Chinese govt planning to bailout its reckless banks before debt bombs go off and economy collapses!

At the same time, years of borrowing have left the country’s financial system riddled with trillions of dollars’ worth of debt. Much of it is hidden off the books, raising the prospect of potentially devastating debt bombs lurking in unexpected corners.

Chinese officials are now trying to clean up the banking system, but the process has led to headlines about troubled banks in different parts of the country.

The banks lent money with exuberance in years past as China used the banking system as a way to juice economic growth. They also grew with little regulation.

“In the past few years, some banks have expanded blindly,” said Yi Gang, the governor of the People’s Bank of China, China’s central bank, in September.

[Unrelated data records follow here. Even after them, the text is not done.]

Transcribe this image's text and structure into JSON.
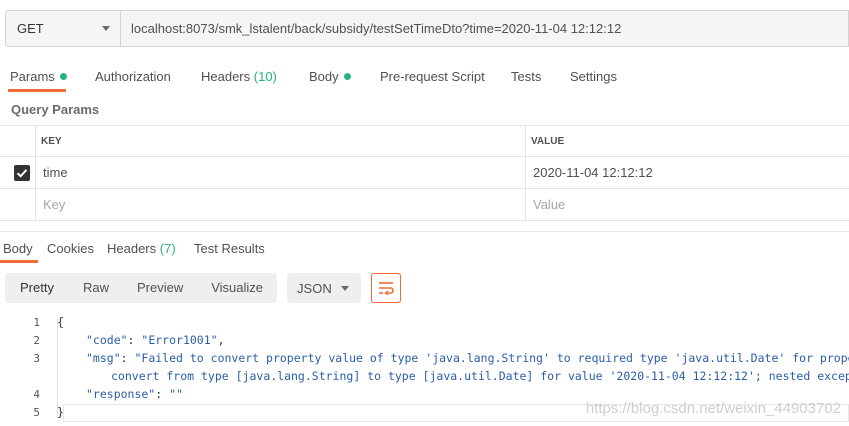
{
  "request": {
    "method": "GET",
    "url": "localhost:8073/smk_lstalent/back/subsidy/testSetTimeDto?time=2020-11-04 12:12:12"
  },
  "request_tabs": [
    {
      "label": "Params",
      "count": ""
    },
    {
      "label": "Authorization",
      "count": ""
    },
    {
      "label": "Headers",
      "count": "(10)"
    },
    {
      "label": "Body",
      "count": ""
    },
    {
      "label": "Pre-request Script",
      "count": ""
    },
    {
      "label": "Tests",
      "count": ""
    },
    {
      "label": "Settings",
      "count": ""
    }
  ],
  "query_params": {
    "title": "Query Params",
    "columns": {
      "key": "KEY",
      "value": "VALUE"
    },
    "rows": [
      {
        "key": "time",
        "value": "2020-11-04 12:12:12",
        "checked": true
      }
    ],
    "placeholders": {
      "key": "Key",
      "value": "Value"
    }
  },
  "response_tabs": [
    {
      "label": "Body",
      "count": ""
    },
    {
      "label": "Cookies",
      "count": ""
    },
    {
      "label": "Headers",
      "count": "(7)"
    },
    {
      "label": "Test Results",
      "count": ""
    }
  ],
  "view_modes": [
    "Pretty",
    "Raw",
    "Preview",
    "Visualize"
  ],
  "format": "JSON",
  "response_body": {
    "line_numbers": [
      "1",
      "2",
      "3",
      "",
      "4",
      "5"
    ],
    "open_brace": "{",
    "close_brace": "}",
    "code_key": "\"code\"",
    "code_value": "\"Error1001\"",
    "msg_key": "\"msg\"",
    "msg_value_line1": "\"Failed to convert property value of type 'java.lang.String' to required type 'java.util.Date' for property '",
    "msg_value_line2": "convert from type [java.lang.String] to type [java.util.Date] for value '2020-11-04 12:12:12'; nested exception",
    "response_key": "\"response\"",
    "response_value": "\"\""
  },
  "watermark": "https://blog.csdn.net/weixin_44903702",
  "colors": {
    "accent": "#f26b3a",
    "count": "#26b47f",
    "json": "#2a5ea8"
  }
}
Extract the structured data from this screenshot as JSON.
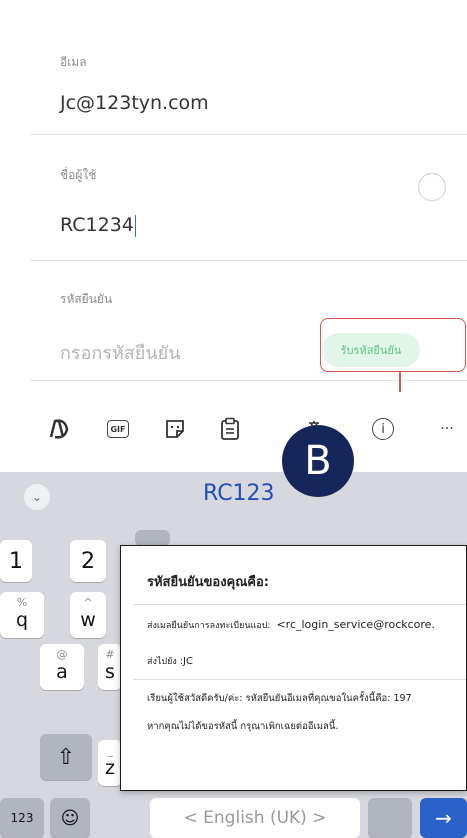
{
  "form": {
    "email_label": "อีเมล",
    "email_value": "Jc@123tyn.com",
    "username_label": "ชื่อผู้ใช้",
    "username_value": "RC1234",
    "code_label": "รหัสยืนยัน",
    "code_placeholder": "กรอกรหัสยืนยัน",
    "get_code_button": "รับรหัสยืนยัน"
  },
  "toolbar": {
    "icons": [
      "copilot-icon",
      "gif-icon",
      "sticker-icon",
      "clipboard-icon",
      "translate-icon",
      "info-icon",
      "more-icon"
    ],
    "more_label": "···",
    "info_label": "i",
    "gif_label": "GIF"
  },
  "keyboard": {
    "suggestion": "RC123",
    "collapse_label": "⌄",
    "keys_row1": [
      "1",
      "2"
    ],
    "keys_row2": [
      {
        "main": "q",
        "sub": "%"
      },
      {
        "main": "w",
        "sub": "^"
      }
    ],
    "keys_row3": [
      {
        "main": "a",
        "sub": "@"
      },
      {
        "main": "s",
        "sub": "#"
      }
    ],
    "keys_row4": [
      {
        "main": "z",
        "sub": "_"
      }
    ],
    "shift_label": "⇧",
    "num_label": "123",
    "emoji_label": "☺",
    "space_label": "< English (UK) >",
    "enter_label": "→"
  },
  "badge": "B",
  "popup": {
    "title": "รหัสยืนยันของคุณคือ:",
    "sender_label": "ส่งเมลยืนยันการลงทะเบียนแอป:",
    "sender_value": "<rc_login_service@rockcore.",
    "to_label": "ส่งไปยัง",
    "to_value": ":JC",
    "body_line1": "เรียนผู้ใช้สวัสดีครับ/ค่ะ: รหัสยืนยันอีเมลที่คุณขอในครั้งนี้คือ: 197",
    "body_line2": "หากคุณไม่ได้ขอรหัสนี้ กรุณาเพิกเฉยต่ออีเมลนี้."
  },
  "colors": {
    "accent_blue": "#1f4fb7",
    "green_button_bg": "#e2f5e9",
    "green_button_text": "#5fc185",
    "annotation_red": "#e0554d",
    "badge_navy": "#15275a"
  }
}
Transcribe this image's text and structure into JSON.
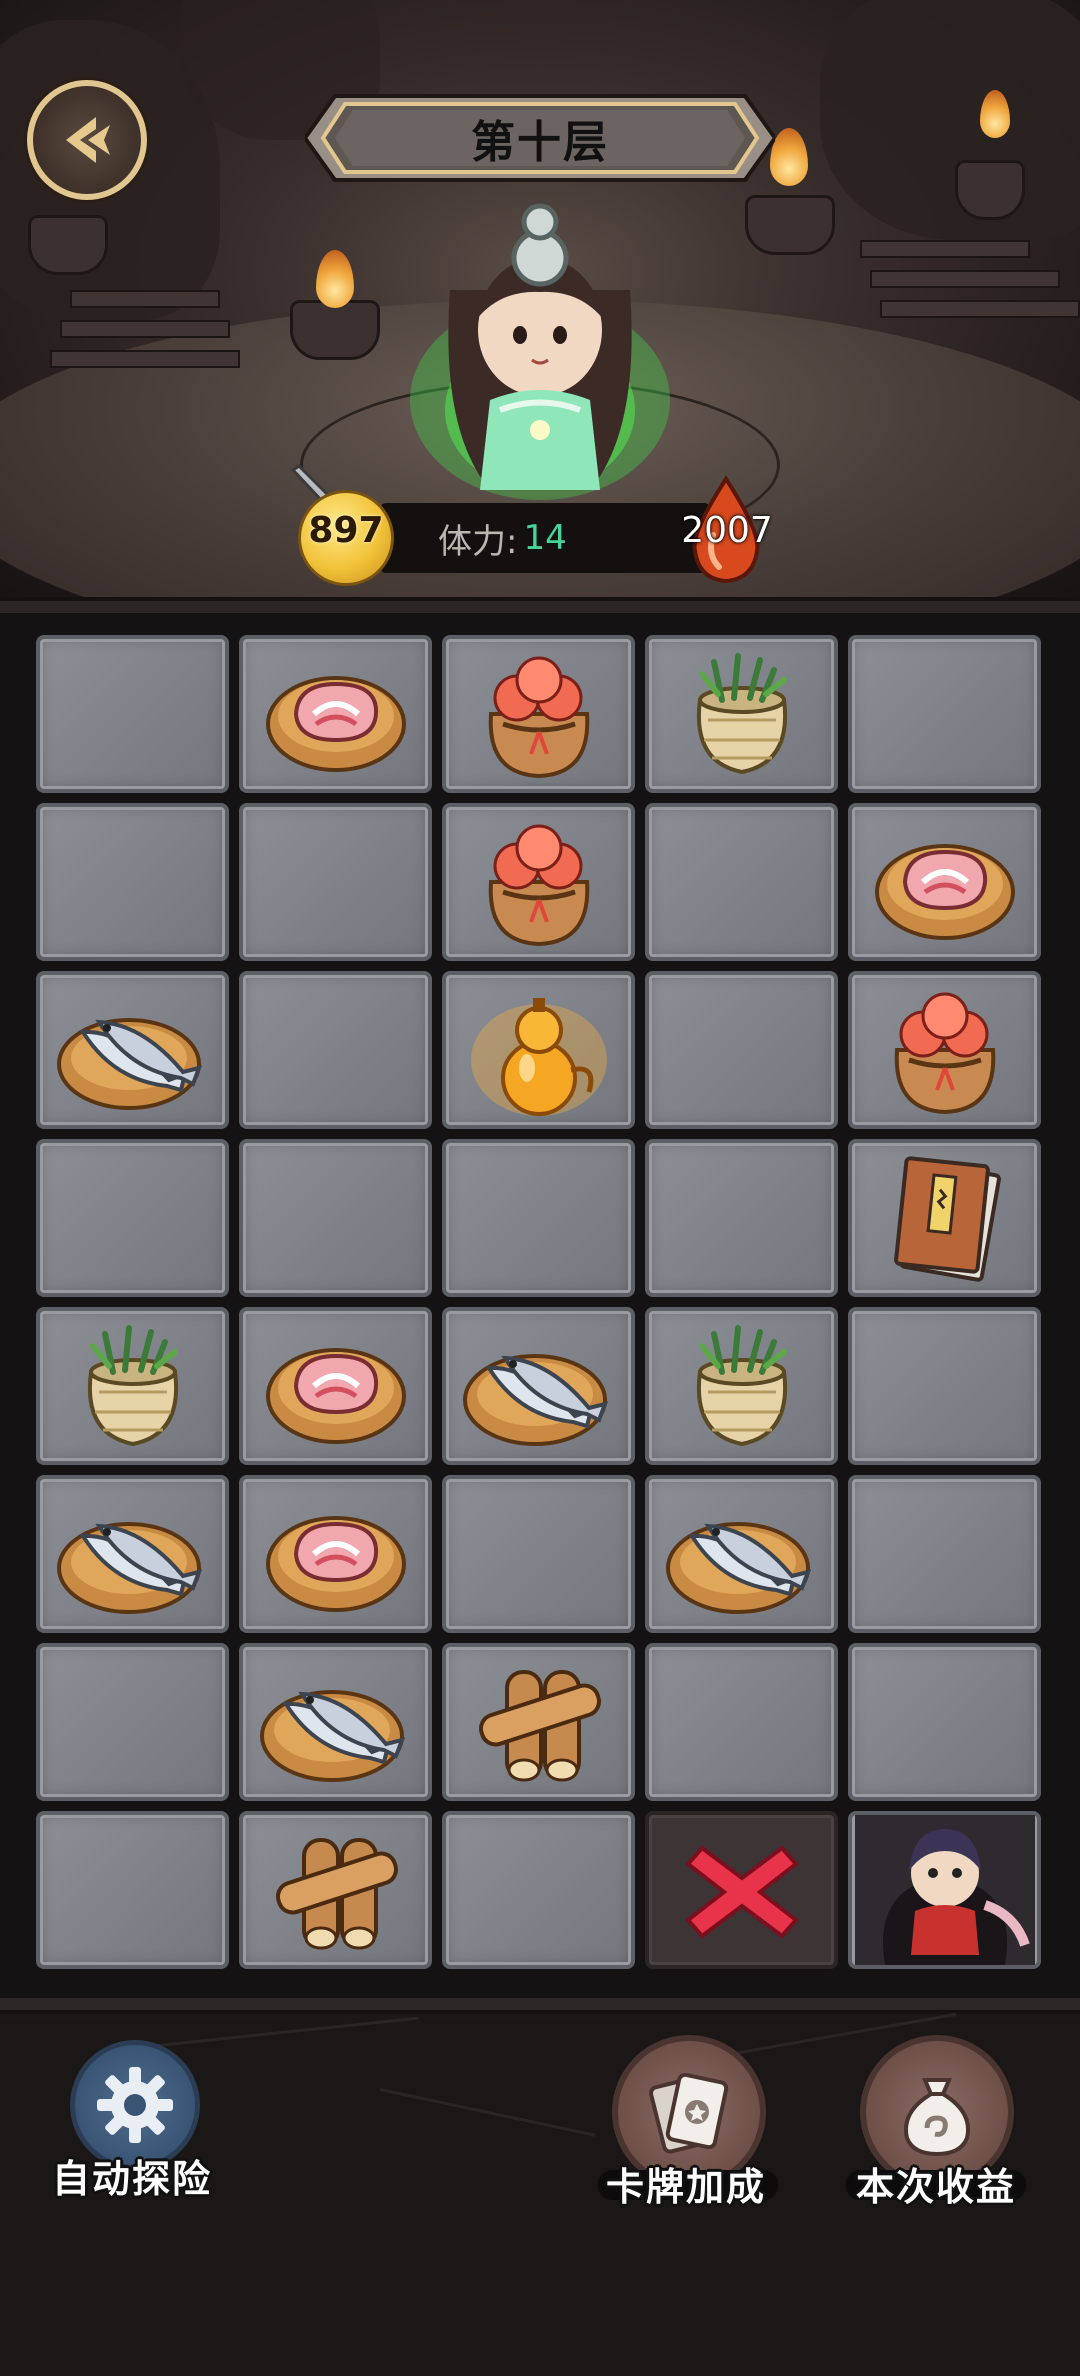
{
  "header": {
    "title": "第十层"
  },
  "stats": {
    "gold": "897",
    "stamina_label": "体力:",
    "stamina_value": "14",
    "blood": "2007"
  },
  "board": {
    "rows": [
      [
        "empty",
        "meat",
        "peach-bag",
        "herb-basket",
        "empty"
      ],
      [
        "empty",
        "empty",
        "peach-bag",
        "empty",
        "meat"
      ],
      [
        "fish",
        "empty",
        "gourd",
        "empty",
        "peach-bag"
      ],
      [
        "empty",
        "empty",
        "empty",
        "empty",
        "book"
      ],
      [
        "herb-basket",
        "meat",
        "fish",
        "herb-basket",
        "empty"
      ],
      [
        "fish",
        "meat",
        "empty",
        "fish",
        "empty"
      ],
      [
        "empty",
        "fish",
        "wood",
        "empty",
        "empty"
      ],
      [
        "empty",
        "wood",
        "empty",
        "exit-x",
        "character"
      ]
    ]
  },
  "controls": {
    "auto_explore": "自动探险",
    "card_bonus": "卡牌加成",
    "this_income": "本次收益"
  },
  "icons": {
    "back": "back-arrow-icon",
    "auto": "gear-icon",
    "card": "card-icon",
    "bag": "money-bag-icon"
  },
  "colors": {
    "stamina_value": "#47d49a",
    "banner_border": "#e2c690",
    "exit_x": "#e8334a"
  }
}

Many of them also played tricks with their accounting, said Xiaoxi Zhang, who scours the financial statements of hundreds of small banks across China for Gavekal Dragonomics, an economic consulting firm. Many repackaged their loans as investments, skipped key financial disclosures and lent money to too many risky borrowers.

Soon online lenders that once offered eye-watering returns were put out of business, companies began to default on their bonds and banks were told to stop hiding bad loans. In the process, a number of smaller Chinese banks were shown to be less than healthy.

In May, Chinese regulators seized a bank for the first time in two decades. Baoshang Bank, a little-known bank in northern China, was put into receivership. The bank was once part of a network of investments controlled by Xiao Jianhua, a tycoon who was ensnared in an anticorruption campaign. Baoshang made several large loans to other companies within Mr. Xiao’s financial empire that were never paid back. Still, it remained open for depositors.

Then two months later, China’s biggest bank, the state-controlled Industrial & Commercial Bank of China, and two investment firms pumped money into another embattled lender, Bank of Jinzhou. The bank gave out loans to two of its biggest shareholders, the carmaker Hawtai Motor Group and Baota Petrochemical Group, which also had financial difficulties.